There was a superabundant amount of time and brain-wracking to find aspects of this film that was at all lackluster or debatably implemented – I found two instances. The transition between the third and fourth acts lags just a little too much, and there is a glaring continuity error between the last two shots of the film. That is absolutely all. Marlina the Murderer in Four Acts possesses near-perfect technical execution, Yunus Pasolang’s visually-rich cinematography accentuates the stunning costume and art design by Meutia Pudjowarsito and Frans Paat, respectfully. Miniscule details have a tactile prominence in each frame, from ingredients on shelves, to how each characters’ clothes express their inner characters.
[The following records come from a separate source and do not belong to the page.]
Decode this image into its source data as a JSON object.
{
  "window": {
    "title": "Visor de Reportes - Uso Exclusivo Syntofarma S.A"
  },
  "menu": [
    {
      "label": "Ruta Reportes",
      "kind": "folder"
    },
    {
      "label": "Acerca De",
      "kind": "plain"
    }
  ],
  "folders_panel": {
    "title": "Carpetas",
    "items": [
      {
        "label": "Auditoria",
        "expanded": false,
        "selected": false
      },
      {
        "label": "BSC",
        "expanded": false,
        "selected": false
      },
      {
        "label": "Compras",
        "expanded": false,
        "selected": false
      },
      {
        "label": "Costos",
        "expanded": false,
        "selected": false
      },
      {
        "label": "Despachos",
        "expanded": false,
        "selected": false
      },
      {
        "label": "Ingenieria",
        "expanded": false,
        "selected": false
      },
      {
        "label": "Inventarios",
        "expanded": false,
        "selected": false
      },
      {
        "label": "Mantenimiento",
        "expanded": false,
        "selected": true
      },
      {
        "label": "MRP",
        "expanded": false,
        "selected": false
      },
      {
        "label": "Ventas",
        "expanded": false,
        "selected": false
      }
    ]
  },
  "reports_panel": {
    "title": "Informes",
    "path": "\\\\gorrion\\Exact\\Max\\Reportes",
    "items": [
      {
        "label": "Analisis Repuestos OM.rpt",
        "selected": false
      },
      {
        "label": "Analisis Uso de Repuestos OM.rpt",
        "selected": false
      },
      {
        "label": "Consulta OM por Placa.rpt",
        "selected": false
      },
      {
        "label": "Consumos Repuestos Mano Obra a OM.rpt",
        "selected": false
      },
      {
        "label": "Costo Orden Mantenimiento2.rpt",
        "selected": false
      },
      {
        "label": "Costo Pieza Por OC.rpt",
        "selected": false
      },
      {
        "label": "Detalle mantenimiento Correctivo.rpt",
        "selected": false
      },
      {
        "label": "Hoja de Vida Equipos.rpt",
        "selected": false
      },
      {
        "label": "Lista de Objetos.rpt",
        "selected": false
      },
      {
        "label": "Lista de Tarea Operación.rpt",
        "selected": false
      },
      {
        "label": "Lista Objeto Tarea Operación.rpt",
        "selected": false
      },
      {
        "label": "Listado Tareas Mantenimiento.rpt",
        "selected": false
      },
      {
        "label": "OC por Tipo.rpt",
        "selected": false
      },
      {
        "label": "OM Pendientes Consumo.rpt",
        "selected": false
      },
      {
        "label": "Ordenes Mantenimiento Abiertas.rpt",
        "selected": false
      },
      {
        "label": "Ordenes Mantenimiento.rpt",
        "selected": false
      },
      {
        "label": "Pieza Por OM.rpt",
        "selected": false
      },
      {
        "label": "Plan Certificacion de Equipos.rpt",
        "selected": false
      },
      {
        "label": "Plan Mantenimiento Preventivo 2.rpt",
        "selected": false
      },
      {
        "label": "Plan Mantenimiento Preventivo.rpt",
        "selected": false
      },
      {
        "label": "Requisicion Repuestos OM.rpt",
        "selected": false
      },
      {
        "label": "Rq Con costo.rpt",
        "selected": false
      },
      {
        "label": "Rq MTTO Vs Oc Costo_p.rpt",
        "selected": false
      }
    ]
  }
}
These visuals are made more effective and give considerable support to the narrative through Kelvin Nugroho’s razor-sharp editing, managing to take a substantial amount of time focusing on a single image and make it feel fast-paced and unrelenting.

The performances are phenomenally realistic, with even the smallest bit part played with a devoted sincerity – there is rarely a wasted frame. Timothy has a commanding presence on screen, balancing her contemplative stoicism with Panendra’s fluttering energy extraordinarily well. The characters are varied and complicated, with many emotions driving each scene from numerous angles – the bad guys are given humanity, the hero is denied justice, even the survivors of the whole debacle aren’t winners. Surya, Rama Adi, and Garin Nugroho’s screenplay overflow with a sickly sense of humor, a respectful distance, and a desire to rewrite the rape-revenge subgenre. It succeeds – it succeeds where Coralie Fargeat’s Revenge falls short, making for a completely solid, entertaining, and stunning portrait of emotional strength and constitution.

“…exploring stories of low-point humans discovering who they are in the midst of seemingly insurmountable situations.”

However, the largest success of the film is the word-defyingly amazing score by Yudhi Arfani and Zeke Khaseli. It easily is one of the most eclectic, multi-varied scores of the past ten years, referencing classic Spaghetti Westerns, traditional Pacific music, and (maybe) a dash of contemporary electronica to make easily one of my top five favorite film scores of all time. It exemplifies every aspect of tension or quirk necessary, which further adds to Khikmawan Santosa’s fantastic sound design.

Surya has etched a place in cinema (though not necessarily by intention) as a risk-taking humanist, exploring stories of low-point humans discovering who they are in the midst of seemingly insurmountable situations. Marlina the Murderer in Four Acts is simple at a glance, nuanced under scrutiny, and is a damn fine time at the movies.